A company that’s well worth following, Engineer Theatre Collective’s new show is notable for its stylish looks and clever invention. The chosen subject matter is rich – our increasingly surveyed lives – and there’s no lack of ideas about depicting the contemporary condition. The cameras that surround us, the devices that are with us, and a sense of exhaustion are all impressively incorporated into the action. But the story itself is poor. And if you like your theatre with a strong narrative, this becomes a weakness on the part of a strong team.
What little plot the play has is far too predictable. Arguments for or against technology – based on a balance between invading privacy and providing safety – are thin. The show ends up as a vague jeremiad on modern life in terms of a fear of being “swallowed up”, powerfully conveyed but with little outcome. There are far too many ideas set in motion and left unresolved. Engineer is a collective, remember? Maybe writer and dramaturg Jesse Fox has not been listened to quite enough? Simon Lyshon’s direction is tight from scene to scene, but there’s a lack of detail in favour of a general atmosphere.

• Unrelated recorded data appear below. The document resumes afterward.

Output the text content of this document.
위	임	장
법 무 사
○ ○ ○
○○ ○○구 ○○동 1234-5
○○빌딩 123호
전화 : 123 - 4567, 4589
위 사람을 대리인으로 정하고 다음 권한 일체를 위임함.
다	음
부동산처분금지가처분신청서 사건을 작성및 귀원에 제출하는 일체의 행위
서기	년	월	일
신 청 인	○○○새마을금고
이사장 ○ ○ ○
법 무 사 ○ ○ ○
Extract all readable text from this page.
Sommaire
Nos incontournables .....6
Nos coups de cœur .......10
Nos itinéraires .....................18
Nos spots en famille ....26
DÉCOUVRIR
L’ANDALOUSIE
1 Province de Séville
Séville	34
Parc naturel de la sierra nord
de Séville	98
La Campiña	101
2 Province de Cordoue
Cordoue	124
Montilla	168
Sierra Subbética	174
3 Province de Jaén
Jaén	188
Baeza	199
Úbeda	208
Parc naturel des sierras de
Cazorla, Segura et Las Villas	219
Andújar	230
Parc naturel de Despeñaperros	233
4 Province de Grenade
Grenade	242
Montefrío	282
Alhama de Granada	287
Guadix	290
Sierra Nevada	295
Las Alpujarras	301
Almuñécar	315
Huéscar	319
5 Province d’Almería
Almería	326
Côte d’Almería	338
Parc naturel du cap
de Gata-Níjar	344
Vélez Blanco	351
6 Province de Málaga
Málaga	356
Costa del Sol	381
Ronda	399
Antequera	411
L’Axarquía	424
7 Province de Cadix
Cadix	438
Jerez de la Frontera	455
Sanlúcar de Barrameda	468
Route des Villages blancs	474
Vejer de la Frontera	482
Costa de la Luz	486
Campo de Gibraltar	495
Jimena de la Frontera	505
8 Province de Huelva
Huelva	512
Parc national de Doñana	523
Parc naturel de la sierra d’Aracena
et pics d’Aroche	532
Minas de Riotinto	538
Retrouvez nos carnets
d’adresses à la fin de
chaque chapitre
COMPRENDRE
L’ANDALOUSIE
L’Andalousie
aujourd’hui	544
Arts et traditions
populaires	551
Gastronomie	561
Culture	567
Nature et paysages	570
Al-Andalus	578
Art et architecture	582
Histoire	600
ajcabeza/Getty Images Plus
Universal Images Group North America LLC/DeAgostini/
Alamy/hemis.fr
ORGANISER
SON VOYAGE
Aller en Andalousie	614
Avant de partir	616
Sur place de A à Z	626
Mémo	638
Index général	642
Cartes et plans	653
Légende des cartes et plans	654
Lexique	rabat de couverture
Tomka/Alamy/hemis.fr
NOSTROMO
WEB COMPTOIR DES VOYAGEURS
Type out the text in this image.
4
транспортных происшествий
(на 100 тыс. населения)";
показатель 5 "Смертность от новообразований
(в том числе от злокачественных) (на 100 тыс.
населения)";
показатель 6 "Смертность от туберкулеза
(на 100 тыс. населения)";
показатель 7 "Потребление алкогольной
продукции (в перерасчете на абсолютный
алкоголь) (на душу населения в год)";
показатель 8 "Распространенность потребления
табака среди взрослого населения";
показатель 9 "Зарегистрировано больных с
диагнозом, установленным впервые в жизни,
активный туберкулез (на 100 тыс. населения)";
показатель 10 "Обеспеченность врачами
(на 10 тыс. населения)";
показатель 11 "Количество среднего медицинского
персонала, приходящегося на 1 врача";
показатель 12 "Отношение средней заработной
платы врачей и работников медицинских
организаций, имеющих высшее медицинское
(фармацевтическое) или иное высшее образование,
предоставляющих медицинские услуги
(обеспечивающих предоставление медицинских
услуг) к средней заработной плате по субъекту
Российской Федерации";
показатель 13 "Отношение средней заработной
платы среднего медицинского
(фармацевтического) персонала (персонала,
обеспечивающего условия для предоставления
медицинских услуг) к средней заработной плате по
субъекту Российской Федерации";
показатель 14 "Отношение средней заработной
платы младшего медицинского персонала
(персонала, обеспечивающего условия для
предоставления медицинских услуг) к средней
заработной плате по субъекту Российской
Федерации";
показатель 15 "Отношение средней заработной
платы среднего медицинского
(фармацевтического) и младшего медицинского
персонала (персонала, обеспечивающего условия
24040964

Nonetheless, the execution is excellent. There are three strong performers. The action focuses on Luyanda Unati Lewis-Nyawo, who plays a surveillance operative who inveigles herself into the life of Kat, an emotionally fragile nurse played by Beatrice Scirocchi. Wonders are worked with underdeveloped roles by both actors. Meanwhile, George Evans holds his own as a brother in trouble, who also makes a great deal out of little. And this is a real ensemble piece as the performers take over the scene changes and leap into extra roles. More highlights come with excellent sound and lighting design, from Dom Kennedy and Bethany Gupwell, respectively. It’s exciting to see so much creativity, and that much of it is so simple and low-tech impresses all the more. It’s the company rather than this piece that deserves continued observation.